Michael Breit­kopf (oben 2.v.l.), beim Spiel gegen Bayern Mün­chen läuft For­tuna Düs­sel­dorf in Son­der­tri­kots der Toten Hosen auf. Wie kam es zu der Idee?
Das stand schon länger im Raum. Vor unge­fähr 20 Jahren gab es schon mal ein For­tuna-Trikot mit unserem Band-Logo, als wir in der vierten Liga Sponsor des Ver­eins waren. Dieses Trikot war sehr beliebt, aber schon seit Jahren ver­griffen, des­wegen fragten viele Leute immer wieder nach einer Neu­auf­lage. Jetzt war es soweit. Die neuen Tri­kots waren unglaub­lich schnell ver­griffen, was uns zeigt, dass das Inter­esse wohl immer noch sehr groß sein muss.

War es Zufall, dass das Trikot gegen die Bayern getragen wird?
Das war der Wunsch des Ver­eins. Die Leute im Klub freuen sich, dass das Trikot so gut ange­nommen wurde, und einen grö­ßeren Gegner als die Bayern gibt es in der Bun­des­liga nun einmal nicht. Das ist für uns natür­lich auch eine Rie­sen­ehre!

Die Münchner sind bis heute wegen des Songs Bayern“ auf die Toten Hosen nicht gut zu spre­chen. Uli Hoeneß sagte damals: Das ist der Dreck, an dem diese Gesell­schaft erstickt.“
For­tuna war damals in der Dritten Liga und eigent­lich kein Kon­kur­rent für die Bayern. Als BVB-Fans hätten wir diesen Song sicher­lich nicht auf­ge­nommen.

Die Reak­tionen aus Mün­chen fielen trotzdem sehr heftig aus. Dabei war das Lied nur eine iro­ni­sche Aus­ein­an­der­set­zung mit dem Selbst­bild der Bayern: sich dem Rest Deutsch­lands total über­legen zu fühlen. Diese Arro­ganz können sie sich leider erlauben, weil sie seit Jahr­zehnten gna­denlos erfolg­reich sind.

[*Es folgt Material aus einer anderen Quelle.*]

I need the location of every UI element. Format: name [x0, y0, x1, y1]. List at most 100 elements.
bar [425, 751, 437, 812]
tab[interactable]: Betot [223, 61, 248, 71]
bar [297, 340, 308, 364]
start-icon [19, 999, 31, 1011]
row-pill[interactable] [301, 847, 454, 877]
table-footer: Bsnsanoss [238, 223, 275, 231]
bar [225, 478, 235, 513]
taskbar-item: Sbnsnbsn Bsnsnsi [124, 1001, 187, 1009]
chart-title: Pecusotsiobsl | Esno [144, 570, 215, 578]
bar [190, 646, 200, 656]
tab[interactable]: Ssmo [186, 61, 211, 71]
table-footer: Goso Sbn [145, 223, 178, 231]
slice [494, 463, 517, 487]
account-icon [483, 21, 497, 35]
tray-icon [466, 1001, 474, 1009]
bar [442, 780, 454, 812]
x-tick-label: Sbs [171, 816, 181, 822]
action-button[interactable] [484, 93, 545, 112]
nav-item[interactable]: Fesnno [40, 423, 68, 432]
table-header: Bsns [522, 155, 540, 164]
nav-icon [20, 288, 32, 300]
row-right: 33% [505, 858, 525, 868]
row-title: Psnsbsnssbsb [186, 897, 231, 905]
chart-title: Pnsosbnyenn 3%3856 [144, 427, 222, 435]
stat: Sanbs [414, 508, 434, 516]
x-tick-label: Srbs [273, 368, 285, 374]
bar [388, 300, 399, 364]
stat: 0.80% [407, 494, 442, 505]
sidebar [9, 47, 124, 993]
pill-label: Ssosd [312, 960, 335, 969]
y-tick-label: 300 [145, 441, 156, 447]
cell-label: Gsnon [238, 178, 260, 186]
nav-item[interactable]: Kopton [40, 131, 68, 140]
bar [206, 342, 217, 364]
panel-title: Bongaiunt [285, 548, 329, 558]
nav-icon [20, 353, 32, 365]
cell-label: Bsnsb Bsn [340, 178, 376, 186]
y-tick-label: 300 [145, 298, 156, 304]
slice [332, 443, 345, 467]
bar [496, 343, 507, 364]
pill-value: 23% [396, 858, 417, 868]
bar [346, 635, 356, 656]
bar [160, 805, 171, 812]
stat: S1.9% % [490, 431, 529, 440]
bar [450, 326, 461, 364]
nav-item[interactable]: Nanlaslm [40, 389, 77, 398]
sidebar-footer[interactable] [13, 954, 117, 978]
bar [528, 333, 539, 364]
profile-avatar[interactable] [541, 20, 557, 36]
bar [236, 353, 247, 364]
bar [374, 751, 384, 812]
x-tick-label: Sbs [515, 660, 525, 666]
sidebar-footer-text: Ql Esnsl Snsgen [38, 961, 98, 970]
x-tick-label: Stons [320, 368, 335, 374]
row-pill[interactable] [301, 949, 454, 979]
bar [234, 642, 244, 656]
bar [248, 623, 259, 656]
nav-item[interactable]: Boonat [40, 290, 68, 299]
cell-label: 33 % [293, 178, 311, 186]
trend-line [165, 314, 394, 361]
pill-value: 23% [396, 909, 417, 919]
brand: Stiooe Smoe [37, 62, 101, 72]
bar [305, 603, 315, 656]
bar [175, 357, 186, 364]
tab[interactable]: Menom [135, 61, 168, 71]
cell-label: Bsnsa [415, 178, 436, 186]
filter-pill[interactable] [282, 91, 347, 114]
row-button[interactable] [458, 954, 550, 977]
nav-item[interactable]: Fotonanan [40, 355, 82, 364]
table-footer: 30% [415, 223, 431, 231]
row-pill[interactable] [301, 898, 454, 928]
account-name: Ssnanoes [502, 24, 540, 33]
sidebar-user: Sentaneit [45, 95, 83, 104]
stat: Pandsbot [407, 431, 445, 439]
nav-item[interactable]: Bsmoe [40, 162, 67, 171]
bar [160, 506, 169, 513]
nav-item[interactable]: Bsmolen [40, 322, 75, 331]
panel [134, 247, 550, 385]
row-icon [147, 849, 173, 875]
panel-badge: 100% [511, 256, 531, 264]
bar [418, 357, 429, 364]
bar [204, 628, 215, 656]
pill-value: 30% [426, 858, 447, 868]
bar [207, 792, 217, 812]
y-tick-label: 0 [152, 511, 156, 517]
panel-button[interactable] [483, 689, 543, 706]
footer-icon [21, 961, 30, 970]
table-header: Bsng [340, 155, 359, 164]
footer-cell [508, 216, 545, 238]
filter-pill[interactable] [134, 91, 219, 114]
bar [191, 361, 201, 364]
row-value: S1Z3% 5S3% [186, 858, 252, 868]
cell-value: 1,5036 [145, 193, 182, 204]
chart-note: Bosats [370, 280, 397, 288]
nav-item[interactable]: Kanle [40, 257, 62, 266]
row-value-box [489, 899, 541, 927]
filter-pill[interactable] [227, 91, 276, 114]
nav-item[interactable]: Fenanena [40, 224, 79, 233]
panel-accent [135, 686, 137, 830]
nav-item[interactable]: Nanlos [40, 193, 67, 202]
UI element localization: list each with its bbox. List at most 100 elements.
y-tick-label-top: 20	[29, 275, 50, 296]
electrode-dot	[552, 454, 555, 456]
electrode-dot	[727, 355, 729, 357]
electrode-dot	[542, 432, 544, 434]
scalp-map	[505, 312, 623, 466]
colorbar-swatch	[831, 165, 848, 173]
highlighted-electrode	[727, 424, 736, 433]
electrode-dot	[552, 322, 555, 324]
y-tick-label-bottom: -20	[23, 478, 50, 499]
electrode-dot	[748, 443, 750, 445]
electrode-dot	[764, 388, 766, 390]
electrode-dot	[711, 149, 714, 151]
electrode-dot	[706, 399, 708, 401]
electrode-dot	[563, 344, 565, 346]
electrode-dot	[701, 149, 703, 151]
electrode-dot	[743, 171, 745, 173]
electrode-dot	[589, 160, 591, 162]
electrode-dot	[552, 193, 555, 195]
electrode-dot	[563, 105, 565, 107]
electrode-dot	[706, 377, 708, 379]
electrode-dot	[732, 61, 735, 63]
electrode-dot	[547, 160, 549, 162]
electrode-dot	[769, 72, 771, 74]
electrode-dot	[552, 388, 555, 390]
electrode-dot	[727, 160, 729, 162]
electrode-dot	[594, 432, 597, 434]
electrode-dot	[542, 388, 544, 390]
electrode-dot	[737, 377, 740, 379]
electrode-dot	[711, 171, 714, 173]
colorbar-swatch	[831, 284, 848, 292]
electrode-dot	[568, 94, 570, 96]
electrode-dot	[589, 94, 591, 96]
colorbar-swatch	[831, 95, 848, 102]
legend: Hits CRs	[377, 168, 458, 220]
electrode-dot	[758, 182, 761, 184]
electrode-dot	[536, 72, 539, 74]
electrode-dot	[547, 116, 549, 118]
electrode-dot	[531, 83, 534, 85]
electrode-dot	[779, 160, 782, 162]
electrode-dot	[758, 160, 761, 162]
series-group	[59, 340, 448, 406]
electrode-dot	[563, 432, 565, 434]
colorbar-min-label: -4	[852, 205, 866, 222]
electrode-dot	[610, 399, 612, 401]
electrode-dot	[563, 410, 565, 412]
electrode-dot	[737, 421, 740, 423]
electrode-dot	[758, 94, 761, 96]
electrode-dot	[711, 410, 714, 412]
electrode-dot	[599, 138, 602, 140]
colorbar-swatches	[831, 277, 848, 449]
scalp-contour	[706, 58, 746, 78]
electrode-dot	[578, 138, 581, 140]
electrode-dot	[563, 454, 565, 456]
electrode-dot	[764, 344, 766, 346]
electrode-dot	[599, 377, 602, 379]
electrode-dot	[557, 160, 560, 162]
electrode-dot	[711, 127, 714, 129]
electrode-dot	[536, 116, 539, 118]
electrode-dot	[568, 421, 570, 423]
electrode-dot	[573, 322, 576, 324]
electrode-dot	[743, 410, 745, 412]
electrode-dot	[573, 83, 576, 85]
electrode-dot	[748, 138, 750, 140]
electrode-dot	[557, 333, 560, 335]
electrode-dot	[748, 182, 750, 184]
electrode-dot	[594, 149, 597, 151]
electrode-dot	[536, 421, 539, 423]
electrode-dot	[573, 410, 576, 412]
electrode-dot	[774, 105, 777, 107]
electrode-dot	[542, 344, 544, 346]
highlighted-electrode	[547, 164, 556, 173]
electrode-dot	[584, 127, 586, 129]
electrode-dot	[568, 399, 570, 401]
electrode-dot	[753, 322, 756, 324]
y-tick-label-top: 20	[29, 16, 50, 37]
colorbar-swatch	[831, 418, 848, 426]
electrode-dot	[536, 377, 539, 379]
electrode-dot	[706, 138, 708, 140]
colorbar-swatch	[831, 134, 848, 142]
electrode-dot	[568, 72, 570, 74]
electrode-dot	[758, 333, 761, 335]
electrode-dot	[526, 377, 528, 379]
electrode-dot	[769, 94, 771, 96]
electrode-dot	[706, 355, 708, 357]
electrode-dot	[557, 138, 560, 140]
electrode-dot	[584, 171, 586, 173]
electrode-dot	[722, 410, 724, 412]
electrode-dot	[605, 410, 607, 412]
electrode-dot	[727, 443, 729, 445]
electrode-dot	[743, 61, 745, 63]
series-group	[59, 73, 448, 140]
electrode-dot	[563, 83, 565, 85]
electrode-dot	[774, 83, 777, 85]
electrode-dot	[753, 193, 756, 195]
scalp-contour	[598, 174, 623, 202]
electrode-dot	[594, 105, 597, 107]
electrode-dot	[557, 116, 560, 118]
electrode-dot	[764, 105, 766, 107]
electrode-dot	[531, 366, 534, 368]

Uns hat dieses Lied bei Bayern-Fans sehr viele Sym­pa­thien gekostet. Wenn wir das Lied heute noch spielen, dann in Mün­chen. So viel Spaß muss sein.

Immerhin ein Bayern-Spieler hat den Song mit Ironie auf­ge­nommen: Jens Jere­mies.
Richtig. Jens Jere­mies hatte sich für eins unserer pri­vaten Wohn­zim­mer­kon­zerte beworben und dabei nicht etwa seine Kon­takte zu Didi Hamann, einem Kumpel von Cam­pino, spielen lassen. Er hatte mit sehr höf­li­chen Worten auf einer Post­karte bei uns ange­fragt. Also haben wir in seinem Par­ty­keller gespielt. Den hatte er deko­riert mit allen FCB-Mann­schafts­fotos aus seiner Kar­riere. Unser Bayern“-Lied hat er selbst dann am lau­testen mit­ge­sungen. Seit jenem Abend ist er ein sehr guter Freund von uns geworden.

Ein anderer Fuß­ball­profi auf den Kon­zerten war der eng­li­sche Natio­nal­spieler Peter Crouch. Hat er auch so laut­stark mit­ge­sungen?
Oh ja. Durch die Ver­bin­dung zu Liver­pool kannte er Cam­pino sehr gut. Bei einem Kon­zert hat Crouch dann mit uns You’ll never walk alone“ gesungen – da befand er sich aber in einem fort­ge­schrit­tenen Sta­dium und hat nicht mehr jeden Ton getroffen. Das ist doch ver­ständ­lich, Fuß­ball­profis wollen auch mal die sel­tenen Momente nutzen, um ein biss­chen Spaß zu haben. Wir haben uns mit Eis­ho­ckey- oder Fuß­ball­spie­lern immer gut ver­standen, viel­leicht, weil die Anspan­nung vor einem Kon­zert oder einem Fuß­ball­spiel schon irgendwie mit­ein­ander ver­gleichbar sind.